В молодости увлекавшийся идеями буддийской секты Нити-рэн и разделявший идею о «гармонии небесных и земных законов», изложенных в Сутре Лотоса (одна из основных священных книг Махаяны /Большого пути спасения/ северной ветви буддизма, распространенной в странах Дальнего Востока, на Тибете, в Непале и т. д.), Сиро Исии — странное сочетание — интересовался возможностью использования ядовитых газов в ходе боевых действий, и в частности применением отравляющих веществ в Европе во время первой мировой войны. Один из его сокурсников свидетельствует, что Исии преклонялся перед германским «железным канцлером» Бисмарком — кумиром шовинистов.

Видя незаурядные способности Исии к наукам и возлагая на него большие надежды, ректор Киотского университета отдал ему в жены свою любимую дочь.

После окончания аспирантуры Исии начал быстро продвигаться по службе. В 1921 году он становится военврачом второго класса (соответствует званию поручика), в 1924 году — военврачом первого класса (соответствует званию капитана). В 1927 году, защитив диссертацию на тему о профилактике эпидемических заболеваний, Исии получает ученую степень доктора медицины, а в 1931 году в возрасте 39 лет — звание старшего военврача третьего класса (соответствует званию майора). Затем он становится преподавателем Военно-медицинской академии и одновременно руководящим работником в Главном арсенале японской армии. Совмещение этих двух должностей — важный период в военной биографии Сиро Исии. Видимо, тогда и зародились в его голове дьявольские идеи об использовании бактерий в качестве оружия.

В японской армии высшее звание, которое может получить военный врач, генерал-лейтенант. По этому поводу Исии всегда выражал недовольство. Многие были свидетелями того, как он, подвыпив, поносил армейские порядки. «Я талант, а офицеры генерального штаба — безмозглые дураки» — такие высказывания слышали от него даже корреспонденты газет.

В кабинете Исии в «отряде 731» рядом с редким для того времени бинокулярным микроскопом стоял бюст Тэцудзана Нагаты, начальника управления службы войск военного министерства. В кругу людей, работавших вместе с Исии, бытовало мнение, что преклонение Исии перед Нагатой было связано с тем, что «Нагата лучше других понимал преимущества бактериологического оружия» и был «наиболее влиятельным человеком в армии, поддерживавшим идеи Исии».

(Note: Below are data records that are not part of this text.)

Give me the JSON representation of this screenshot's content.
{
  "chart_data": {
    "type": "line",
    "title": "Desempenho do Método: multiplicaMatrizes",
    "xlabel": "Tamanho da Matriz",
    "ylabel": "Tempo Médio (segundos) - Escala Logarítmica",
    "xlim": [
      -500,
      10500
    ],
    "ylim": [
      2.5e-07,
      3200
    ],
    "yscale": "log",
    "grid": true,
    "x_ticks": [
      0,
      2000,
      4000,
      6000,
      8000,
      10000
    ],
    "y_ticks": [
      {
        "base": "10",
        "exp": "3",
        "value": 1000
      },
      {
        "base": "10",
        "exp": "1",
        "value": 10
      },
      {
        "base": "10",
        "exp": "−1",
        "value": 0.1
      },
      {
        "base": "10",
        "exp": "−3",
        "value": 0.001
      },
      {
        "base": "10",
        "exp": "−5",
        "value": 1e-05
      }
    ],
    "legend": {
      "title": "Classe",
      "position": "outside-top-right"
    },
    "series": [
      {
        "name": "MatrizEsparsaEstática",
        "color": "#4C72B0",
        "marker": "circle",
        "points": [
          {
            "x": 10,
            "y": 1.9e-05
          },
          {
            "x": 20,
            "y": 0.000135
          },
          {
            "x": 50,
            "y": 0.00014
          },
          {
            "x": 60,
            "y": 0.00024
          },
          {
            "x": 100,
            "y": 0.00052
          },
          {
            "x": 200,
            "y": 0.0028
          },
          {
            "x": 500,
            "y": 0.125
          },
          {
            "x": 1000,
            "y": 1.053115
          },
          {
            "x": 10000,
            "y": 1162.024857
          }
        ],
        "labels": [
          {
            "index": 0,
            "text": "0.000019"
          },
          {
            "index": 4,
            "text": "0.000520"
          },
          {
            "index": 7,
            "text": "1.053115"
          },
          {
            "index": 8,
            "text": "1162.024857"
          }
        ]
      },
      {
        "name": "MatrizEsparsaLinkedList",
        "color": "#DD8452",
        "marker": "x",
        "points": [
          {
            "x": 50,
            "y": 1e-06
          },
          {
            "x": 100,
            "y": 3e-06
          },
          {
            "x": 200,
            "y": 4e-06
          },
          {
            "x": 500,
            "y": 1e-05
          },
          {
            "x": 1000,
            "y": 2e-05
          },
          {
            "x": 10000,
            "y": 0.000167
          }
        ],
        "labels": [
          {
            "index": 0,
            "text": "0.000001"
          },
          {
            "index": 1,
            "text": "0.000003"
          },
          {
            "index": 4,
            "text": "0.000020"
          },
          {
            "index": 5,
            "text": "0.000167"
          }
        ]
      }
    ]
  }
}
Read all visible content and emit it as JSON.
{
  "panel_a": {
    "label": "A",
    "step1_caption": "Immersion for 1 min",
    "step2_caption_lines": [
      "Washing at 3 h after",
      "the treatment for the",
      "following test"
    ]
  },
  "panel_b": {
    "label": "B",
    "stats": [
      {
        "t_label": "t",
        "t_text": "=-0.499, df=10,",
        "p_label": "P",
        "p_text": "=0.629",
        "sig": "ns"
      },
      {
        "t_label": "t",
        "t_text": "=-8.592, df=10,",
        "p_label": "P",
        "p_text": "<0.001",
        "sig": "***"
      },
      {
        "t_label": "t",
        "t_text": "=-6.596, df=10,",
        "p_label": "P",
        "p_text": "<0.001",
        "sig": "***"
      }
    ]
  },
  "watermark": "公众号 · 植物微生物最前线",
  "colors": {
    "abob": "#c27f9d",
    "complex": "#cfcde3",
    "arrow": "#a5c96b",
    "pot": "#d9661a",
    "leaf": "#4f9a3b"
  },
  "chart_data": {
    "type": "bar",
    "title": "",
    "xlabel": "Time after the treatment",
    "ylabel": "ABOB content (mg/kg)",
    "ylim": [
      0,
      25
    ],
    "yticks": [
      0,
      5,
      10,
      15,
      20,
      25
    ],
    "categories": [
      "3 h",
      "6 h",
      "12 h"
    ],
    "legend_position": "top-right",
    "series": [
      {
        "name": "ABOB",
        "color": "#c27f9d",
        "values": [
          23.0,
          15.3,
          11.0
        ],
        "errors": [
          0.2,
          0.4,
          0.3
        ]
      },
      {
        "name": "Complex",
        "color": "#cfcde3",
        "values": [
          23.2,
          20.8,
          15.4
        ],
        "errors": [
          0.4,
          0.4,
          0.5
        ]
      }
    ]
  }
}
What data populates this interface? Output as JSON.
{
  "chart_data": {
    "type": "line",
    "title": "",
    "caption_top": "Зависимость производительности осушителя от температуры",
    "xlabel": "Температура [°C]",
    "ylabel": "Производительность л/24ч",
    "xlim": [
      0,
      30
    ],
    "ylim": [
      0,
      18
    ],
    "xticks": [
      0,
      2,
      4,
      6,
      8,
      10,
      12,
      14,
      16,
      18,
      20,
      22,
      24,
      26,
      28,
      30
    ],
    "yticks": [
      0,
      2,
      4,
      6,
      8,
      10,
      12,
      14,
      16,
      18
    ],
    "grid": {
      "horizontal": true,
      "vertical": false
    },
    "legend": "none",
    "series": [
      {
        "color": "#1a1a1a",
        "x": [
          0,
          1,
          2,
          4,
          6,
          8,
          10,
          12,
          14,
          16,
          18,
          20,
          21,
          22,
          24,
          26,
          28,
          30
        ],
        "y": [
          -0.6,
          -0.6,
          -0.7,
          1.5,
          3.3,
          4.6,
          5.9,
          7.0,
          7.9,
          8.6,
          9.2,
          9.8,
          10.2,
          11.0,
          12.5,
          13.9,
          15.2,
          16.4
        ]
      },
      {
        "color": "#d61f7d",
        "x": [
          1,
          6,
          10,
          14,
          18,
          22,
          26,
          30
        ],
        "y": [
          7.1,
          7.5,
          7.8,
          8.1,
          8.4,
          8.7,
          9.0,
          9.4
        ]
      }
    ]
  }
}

Но в действительности за преклонением Исии перед Нагатой крылось совсем другое.

 

Кутила, известный всей улице Кагурадзака

Весна 1932 года. На улице Кагурадзака в районе Усигомэ в Токио, где много ресторанчиков и других увеселительных заведений, каждый вечер стал появляться мужчина, развлекавшийся «с размахом». До войны на одной только улице Кагурадзака было более десятка домов свиданий, где проходила молодость, а порой и вся жизнь проданных сюда деревенских девушек.

«Последнее время в кабачках Кагурадзака каждый вечер видят молодого кутилу, который сорит деньгами», — сообщил в местную полицию владелец одного из заведений. В полицейском участке Кагурадзака, установив слежку, вскоре убедились, что «гость» действительно подозрителен. Прежде всего бросалась в глаза его внешность: «высокого роста, хорошо развитый физически и, видимо, владеющий военными искусствами (традиционные японские военные искусства стрельба из лука, фехтование на мечах, верховая езда и т. д.), с пристальным, тяжелым взглядом исподлобья (с точки зрения японской физиогномики признак дурного человека). Одет в модный гражданский костюм, волосы пострижены ежиком. Под вечер он подъезжает на автомашине и широким энергичным шагом идет вверх по склону улицы Кагурадзака».

«Что у вас, молодых красивых девиц нет, что ли? Ваши гейши старухи!..»- говорил он владелице заведения громким властным голосом, что выдавало в нем кадрового военного.

Полиция Кагурадзака передала секретное донесение о «госте» в жандармское отделение Усигомэ: в те времена полиция не могла заниматься расследованием дел кадровых военных.

Взяв дело в свои руки, жандармерия продолжила слежку, не переставая удивляться, с каким размахом кутит «гость». Как только он узнавал, что в заведение поступила 15-16-летняя девушка, он немедленно требовал от содержательницы прислать ее. При этом он выкладывал сто иен, как будто это была мелочь, а между тем сто иен в то время соответствовали трехмесячному жалованью молодого служащего.

Иногда «гость», наняв машину, брал с собой нескольких гейш, увозил их подальше на побережье и там в одной из гостиниц делил ложе одновременно со всеми, называя это «экспериментом». Расходы, которые ему приходилось при этом оплачивать, намного превышали жалованье кадрового военного, да и сами развлечения выходили за рамки обычных.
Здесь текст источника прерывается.